O líder cubano Fidel Castro rejeitou hoje o relatório anual sobre terrorismo elaborado pelo Departamento de Estado americano e insistiu em pedir explicações a Washington sobre o anticastrista acusado de terrorismo Luis Posada Carriles. Em seu relatório sobre terrorismo correspondente a 2005, divulgado na sexta-feira, o Departamento de Estado acusou Cuba de se opor à coalizão liderada pelos EUA para combater o terrorismo e colocou a ilha entre os países que o patrocinam, junto com o Irã, Coréia do Norte, Síria, Sudão e Líbia. Além disso, o Departamento de Estado mencionou a possível existência de um programa de armas biológicas em Cuba, embora não tenha dado provas.

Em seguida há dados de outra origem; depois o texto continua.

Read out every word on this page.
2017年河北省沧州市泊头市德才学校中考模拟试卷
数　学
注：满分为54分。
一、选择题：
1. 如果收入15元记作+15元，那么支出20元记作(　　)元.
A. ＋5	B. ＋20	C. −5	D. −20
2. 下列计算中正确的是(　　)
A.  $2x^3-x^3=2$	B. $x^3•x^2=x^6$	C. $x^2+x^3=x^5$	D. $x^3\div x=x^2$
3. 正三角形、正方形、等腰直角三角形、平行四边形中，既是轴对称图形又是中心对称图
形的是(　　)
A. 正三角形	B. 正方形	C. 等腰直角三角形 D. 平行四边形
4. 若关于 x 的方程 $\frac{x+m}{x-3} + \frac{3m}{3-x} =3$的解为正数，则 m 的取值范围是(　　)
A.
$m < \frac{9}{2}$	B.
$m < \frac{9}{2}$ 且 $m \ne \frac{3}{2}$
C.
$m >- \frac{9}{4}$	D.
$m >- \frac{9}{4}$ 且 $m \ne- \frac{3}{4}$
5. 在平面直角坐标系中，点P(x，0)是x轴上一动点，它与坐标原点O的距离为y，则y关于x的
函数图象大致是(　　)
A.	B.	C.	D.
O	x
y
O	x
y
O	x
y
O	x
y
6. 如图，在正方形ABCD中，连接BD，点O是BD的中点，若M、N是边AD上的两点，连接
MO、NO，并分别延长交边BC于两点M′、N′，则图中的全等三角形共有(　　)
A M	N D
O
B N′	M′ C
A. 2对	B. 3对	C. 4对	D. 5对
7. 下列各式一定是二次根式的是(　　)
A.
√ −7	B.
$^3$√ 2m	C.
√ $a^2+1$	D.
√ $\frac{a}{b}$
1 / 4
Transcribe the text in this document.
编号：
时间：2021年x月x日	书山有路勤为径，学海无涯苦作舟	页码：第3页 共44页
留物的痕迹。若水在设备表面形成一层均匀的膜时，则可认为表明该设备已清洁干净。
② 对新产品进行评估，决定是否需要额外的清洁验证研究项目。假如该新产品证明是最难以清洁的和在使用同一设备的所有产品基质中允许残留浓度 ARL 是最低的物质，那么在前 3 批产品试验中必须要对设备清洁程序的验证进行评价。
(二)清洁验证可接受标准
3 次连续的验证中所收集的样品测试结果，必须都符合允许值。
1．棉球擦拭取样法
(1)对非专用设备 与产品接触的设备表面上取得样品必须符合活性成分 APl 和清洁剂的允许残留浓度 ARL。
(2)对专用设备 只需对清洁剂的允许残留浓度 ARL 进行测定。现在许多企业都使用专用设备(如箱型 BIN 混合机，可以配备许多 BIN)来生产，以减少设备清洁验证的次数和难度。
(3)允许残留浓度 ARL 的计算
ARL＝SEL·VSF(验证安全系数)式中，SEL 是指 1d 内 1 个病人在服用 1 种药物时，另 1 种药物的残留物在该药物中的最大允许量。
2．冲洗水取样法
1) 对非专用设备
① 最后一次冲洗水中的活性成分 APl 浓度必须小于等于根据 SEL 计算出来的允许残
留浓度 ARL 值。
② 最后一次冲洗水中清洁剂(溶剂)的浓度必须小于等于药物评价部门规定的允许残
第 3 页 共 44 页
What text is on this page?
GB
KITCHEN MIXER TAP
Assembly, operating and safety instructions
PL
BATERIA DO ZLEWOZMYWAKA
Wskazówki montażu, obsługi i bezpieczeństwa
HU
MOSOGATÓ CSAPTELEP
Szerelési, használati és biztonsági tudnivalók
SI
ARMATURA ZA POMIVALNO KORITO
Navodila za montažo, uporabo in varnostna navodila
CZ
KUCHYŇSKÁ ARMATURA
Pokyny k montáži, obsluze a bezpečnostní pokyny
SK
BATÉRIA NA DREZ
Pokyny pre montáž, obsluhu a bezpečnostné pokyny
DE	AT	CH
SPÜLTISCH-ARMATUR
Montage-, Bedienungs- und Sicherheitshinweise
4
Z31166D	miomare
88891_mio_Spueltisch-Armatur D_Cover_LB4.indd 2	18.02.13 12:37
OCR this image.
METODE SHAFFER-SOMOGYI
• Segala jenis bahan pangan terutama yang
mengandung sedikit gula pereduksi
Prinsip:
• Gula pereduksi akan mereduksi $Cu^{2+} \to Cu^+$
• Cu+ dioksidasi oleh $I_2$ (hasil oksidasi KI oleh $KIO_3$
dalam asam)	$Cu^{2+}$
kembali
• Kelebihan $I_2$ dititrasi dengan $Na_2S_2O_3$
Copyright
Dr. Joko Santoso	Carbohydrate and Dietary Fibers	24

Fidel Castro rejeitou o conteúdo do documento e voltou a acusar o Governo dos EUA de proteger o ativista anticastrista Posada Carriles, acusado por Havana de múltiplos atos terroristas, entre eles a explosão de um avião da empresa Cubana de Aviação, no qual morreram 73 pessoas em 1976. "Para nós é uma honra ser amigos da Coréia do Norte (...) e do Irã", disse Fidel em seu discurso durante um grande ato realizado em Havana para encerrar a Cúpula Trilateral, da qual participaram os governantes da Venezuela, Hugo Chávez, e Bolívia, Evo Morales. "Esse povo do Irã é um povo verdadeiramente heróico, e se não fossem uns estúpidos ignorantes (os EUA) se dariam conta de que não podem brincar com esse povo", acrescentou Fidel, que lembrou que denunciou em várias ocasiões os "preparativos para desatar uma guerra no Irã com uso de armas nucleares". Fidel se perguntou como o relatório pode acusar Cuba de se opor à luta contra o terrorismo, quando os Estados Unidos "foram cúmplices dos planos terroristas contra Cuba". As autoridades de imigração dos EUA interrogaram esta semana Posada Carriles para estudar seu pedido de conseguir a cidadania americana. Durante a Cúpula Trilateral de Havana, Fidel Castro, Morales e Chávez avançaram em sua aliança antiimperialista com a assinatura de um pacote de acordos de cooperação econômica e política para impulsionar um projeto de integração regional alternativo ao proposto por Washington na Área de Livre Comércio das Américas (Alca).